Modify your Board.java class to include the above hashCode() method. Modify your Reachable.java class to use the above ReachableHash.java. Run the MazeGui program on several of the maze examples. Do you see a similar improvement in runtimes from your previous code as those reported in the table above?
We wish to measure the speed up of the "contains" method (if any) due to using the ReachableHash implementation over the ReachableAVLTree. One way to do this is to add some timed test code at the end of your breadthFirstSearch() implementation which primarily exercises the desired method.

To do this you first need to ensure that your breadthFirstSearch() method in graph/Reachable.java does not return directly from the loop over elements in the toDo queue, but rather breaks out of that loop once the goal state is found and then executes the busy finder code below. Also, note this code will not be executed if the search runs out of memory (since in that case an OutOfMemoryError is thrown and the breadthFirstSearch() method is abnormally terminated).

Insert the following at the end of your breadthFirstSearch() method in Reachable.java:
```
  private void breadthFirstSearch() {
     ....

    } // Over toDo queue

    if (true) {
      System.out.println("Busy finder");
      ElapsedTime et = new ElapsedTime();
      et.start();
      for(int k = 0; k < 100; k++) {
        Iterator<MultiNode> rIt = reachableSet.iterator();
        while(rIt.hasNext()) {
          reachableSet.get(rIt.next());
        }
      }
      System.out.format("Busy finder time: %5.1f\n", et.time()/1000.0);
    }
     
  } // end of breadthFirstSearch
```
You need to import adt.ElapsedTime within Reachable.java.

Which approach is faster, ReachableAVLTree or ReachableHash?
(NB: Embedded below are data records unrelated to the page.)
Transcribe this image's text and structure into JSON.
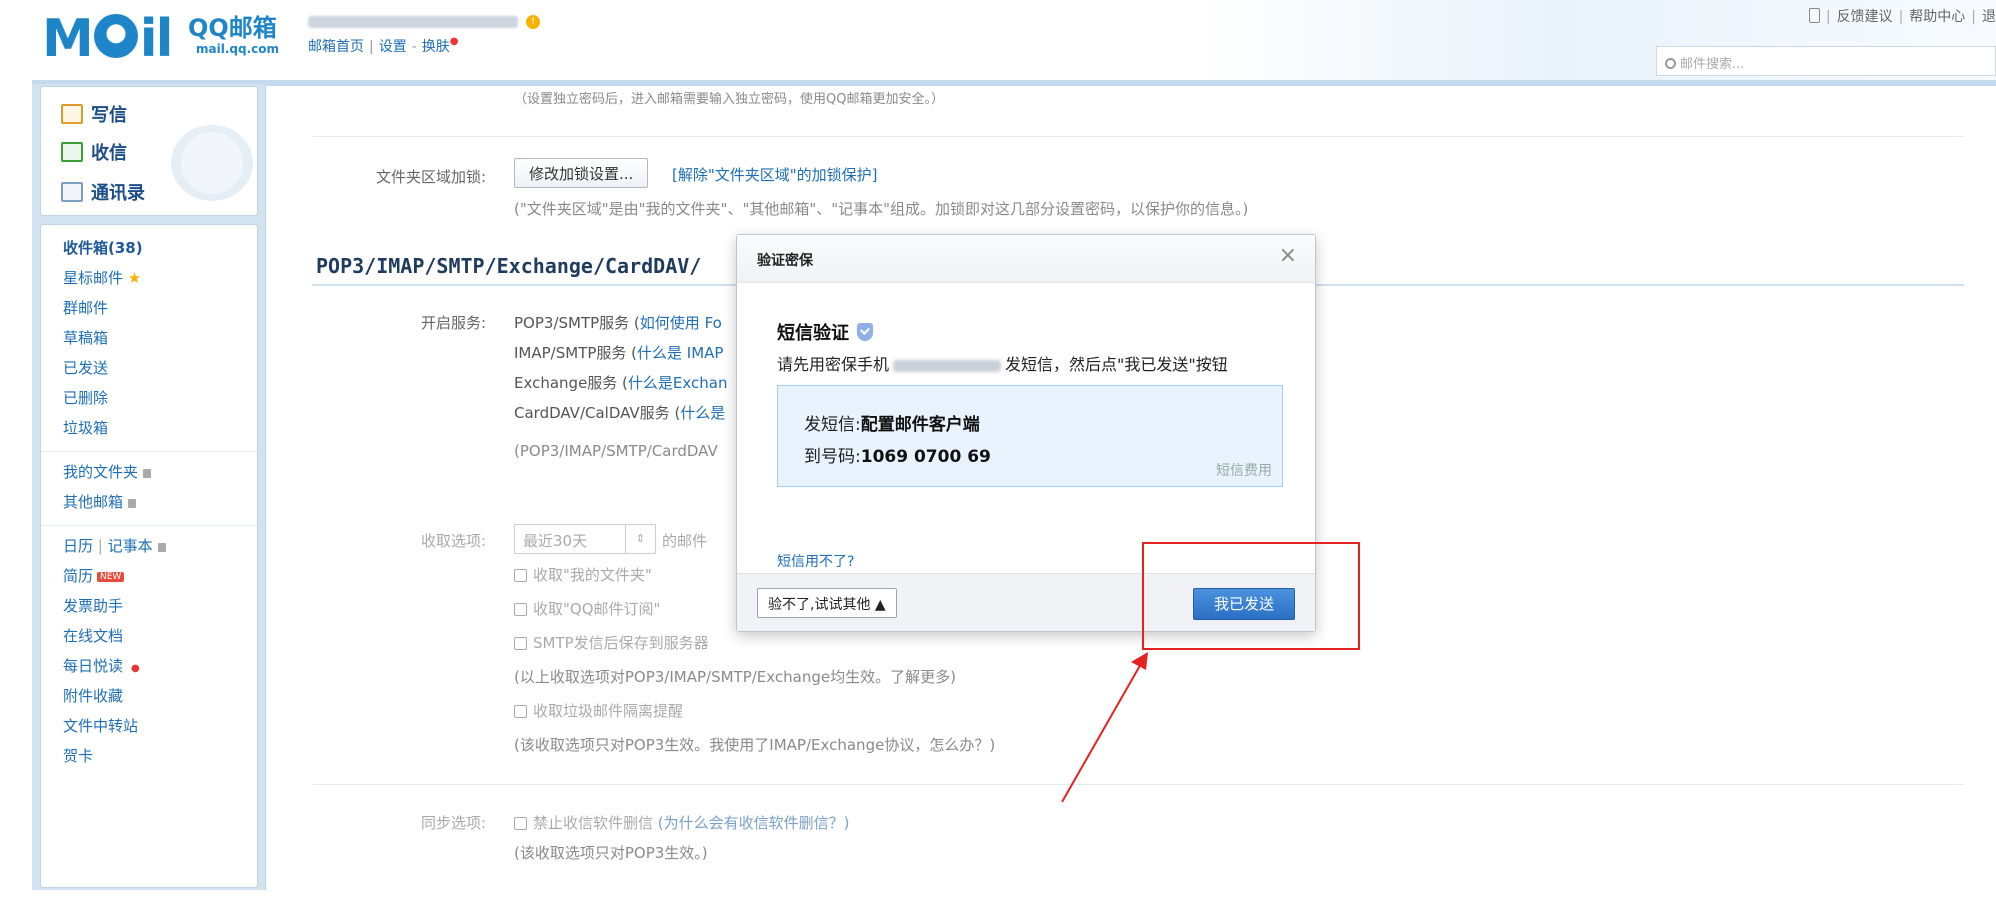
{
  "header": {
    "logo_text": "MOil",
    "brand_cn": "QQ邮箱",
    "brand_en": "mail.qq.com",
    "nav": {
      "home": "邮箱首页",
      "settings": "设置",
      "skin": "换肤"
    },
    "top_links": {
      "feedback": "反馈建议",
      "help": "帮助中心",
      "more": "退"
    },
    "search_placeholder": "邮件搜索..."
  },
  "sidebar": {
    "compose": "写信",
    "receive": "收信",
    "contacts": "通讯录",
    "items": [
      {
        "label": "收件箱(38)"
      },
      {
        "label": "星标邮件"
      },
      {
        "label": "群邮件"
      },
      {
        "label": "草稿箱"
      },
      {
        "label": "已发送"
      },
      {
        "label": "已删除"
      },
      {
        "label": "垃圾箱"
      },
      {
        "label": "我的文件夹"
      },
      {
        "label": "其他邮箱"
      },
      {
        "label": "日历"
      },
      {
        "label": "记事本"
      },
      {
        "label": "简历"
      },
      {
        "label": "发票助手"
      },
      {
        "label": "在线文档"
      },
      {
        "label": "每日悦读"
      },
      {
        "label": "附件收藏"
      },
      {
        "label": "文件中转站"
      },
      {
        "label": "贺卡"
      }
    ],
    "new_badge": "NEW"
  },
  "main": {
    "top_note": "（设置独立密码后，进入邮箱需要输入独立密码，使用QQ邮箱更加安全。）",
    "folder_label": "文件夹区域加锁:",
    "folder_button": "修改加锁设置...",
    "folder_unlock_link": "[解除\"文件夹区域\"的加锁保护]",
    "folder_note": "(\"文件夹区域\"是由\"我的文件夹\"、\"其他邮箱\"、\"记事本\"组成。加锁即对这几部分设置密码，以保护你的信息。)",
    "section_title": "POP3/IMAP/SMTP/Exchange/CardDAV/",
    "service_label": "开启服务:",
    "services": [
      {
        "text": "POP3/SMTP服务 (",
        "link": "如何使用 Fo"
      },
      {
        "text": "IMAP/SMTP服务 (",
        "link": "什么是 IMAP"
      },
      {
        "text": "Exchange服务 (",
        "link": "什么是Exchan"
      },
      {
        "text": "CardDAV/CalDAV服务 (",
        "link": "什么是"
      }
    ],
    "service_note": "(POP3/IMAP/SMTP/CardDAV",
    "receive_label": "收取选项:",
    "receive_select": "最近30天",
    "receive_suffix": "的邮件",
    "receive_options": [
      "收取\"我的文件夹\"",
      "收取\"QQ邮件订阅\"",
      "SMTP发信后保存到服务器"
    ],
    "receive_note1": "(以上收取选项对POP3/IMAP/SMTP/Exchange均生效。了解更多)",
    "receive_option4": "收取垃圾邮件隔离提醒",
    "receive_note2": "(该收取选项只对POP3生效。我使用了IMAP/Exchange协议，怎么办？)",
    "sync_label": "同步选项:",
    "sync_option": "禁止收信软件删信",
    "sync_link": "(为什么会有收信软件删信？)",
    "sync_note": "(该收取选项只对POP3生效。)"
  },
  "dialog": {
    "title": "验证密保",
    "close": "×",
    "heading": "短信验证",
    "instruction_pre": "请先用密保手机",
    "instruction_post": "发短信，然后点\"我已发送\"按钮",
    "sms_label": "发短信:",
    "sms_content": "配置邮件客户端",
    "to_label": "到号码:",
    "to_number": "1069 0700 69",
    "fee": "短信费用",
    "cant_use": "短信用不了?",
    "alt_button": "验不了,试试其他 ▲",
    "sent_button": "我已发送"
  },
  "colors": {
    "brand": "#1e86c8",
    "primary_button": "#2b6fc4",
    "annotation": "#e52222"
  }
}
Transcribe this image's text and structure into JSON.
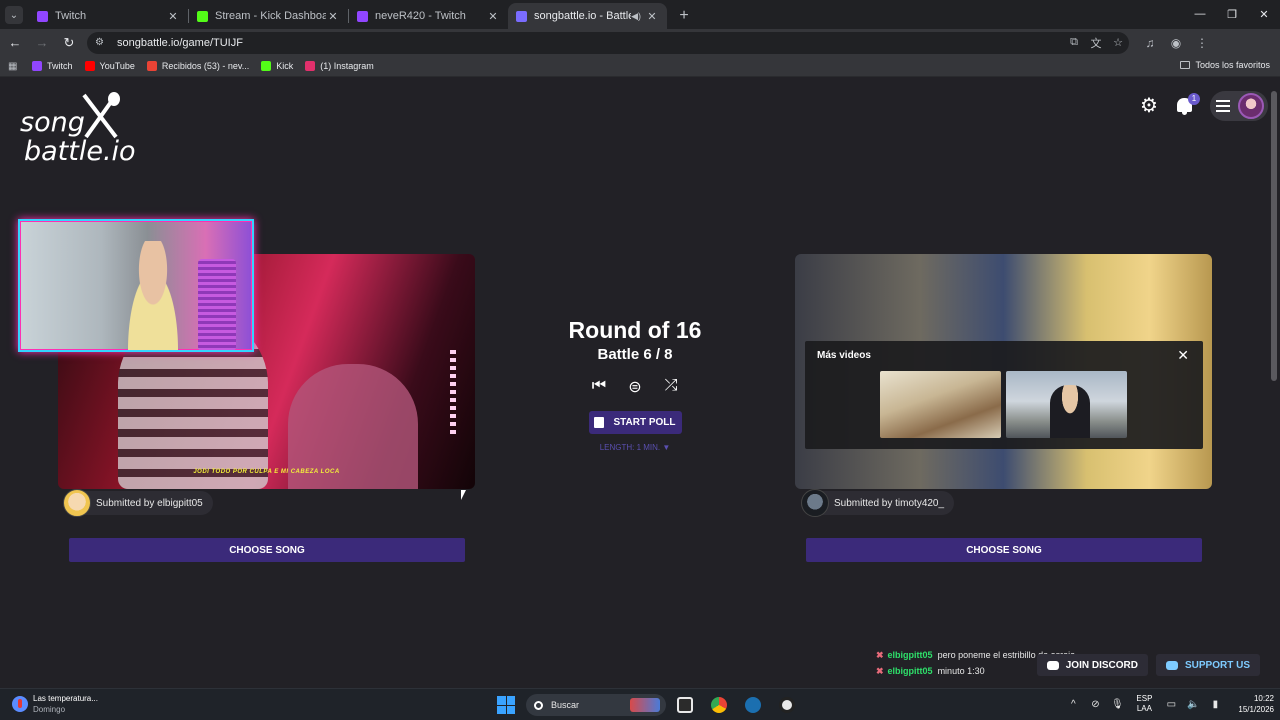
{
  "browser": {
    "tabs": [
      {
        "title": "Twitch",
        "favicon_color": "#9146ff",
        "active": false
      },
      {
        "title": "Stream - Kick Dashboard",
        "favicon_color": "#53fc18",
        "active": false
      },
      {
        "title": "neveR420 - Twitch",
        "favicon_color": "#9146ff",
        "active": false
      },
      {
        "title": "songbattle.io - Battle Songs",
        "favicon_color": "#7a6cff",
        "active": true,
        "audio_icon": "speaker-icon"
      }
    ],
    "url": "songbattle.io/game/TUIJF",
    "bookmarks": [
      {
        "label": "Twitch",
        "icon_color": "#9146ff"
      },
      {
        "label": "YouTube",
        "icon_color": "#ff0000"
      },
      {
        "label": "Recibidos (53) - nev...",
        "icon_color": "#ea4335"
      },
      {
        "label": "Kick",
        "icon_color": "#53fc18"
      },
      {
        "label": "(1) Instagram",
        "icon_color": "#e1306c"
      }
    ],
    "all_bookmarks_label": "Todos los favoritos"
  },
  "site": {
    "logo_line1": "song",
    "logo_line2": "battle.io",
    "notification_count": "1",
    "accent_color": "#3b2a7a"
  },
  "game": {
    "round": "Round of 16",
    "battle": "Battle 6 / 8",
    "start_poll_label": "START POLL",
    "length_label": "LENGTH: 1 MIN. ▼",
    "left": {
      "submitted_by": "Submitted by elbigpitt05",
      "choose_label": "CHOOSE SONG",
      "subtitle": "JODI TODO POR CULPA E MI CABEZA LOCA"
    },
    "right": {
      "submitted_by": "Submitted by timoty420_",
      "choose_label": "CHOOSE SONG",
      "more_videos_title": "Más videos"
    }
  },
  "chat": [
    {
      "user": "elbigpitt05",
      "message": "pero poneme el estribillo de asreje"
    },
    {
      "user": "elbigpitt05",
      "message": "minuto 1:30"
    }
  ],
  "footer_buttons": {
    "discord": "JOIN DISCORD",
    "support": "SUPPORT US"
  },
  "taskbar": {
    "weather_title": "Las temperatura...",
    "weather_sub": "Domingo",
    "search_placeholder": "Buscar",
    "lang_line1": "ESP",
    "lang_line2": "LAA",
    "time": "10:22",
    "date": "15/1/2026"
  }
}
What is the ratio of runtimes reported by this busy finder code when ReachableAVLTree is used to implement reachableSet, versus ReachableHash?
Copy the maze/ReachableHash.java file to a new file maze/ReachableTree.java. Modify the latter to use the java.util.TreeMap class instead of java.util.HashMap. This replaces the HashMap with Java's implementation of red-black trees (an alternative self-balancing tree implementation). Note how easy this is to do given the similar interfaces for TreeMap and HashMap.

If you already have done question 2 above, your code should report the runtime of the busy finder loops, now using red-black trees. How does this compare to your previous results using HashMap? If you set the condition in the if statement wrapping the busy finder code to false, how does the overall runtime of the breadthFirstSearch() solver (i.e., the time reported by MazeGui) compare to the other methods?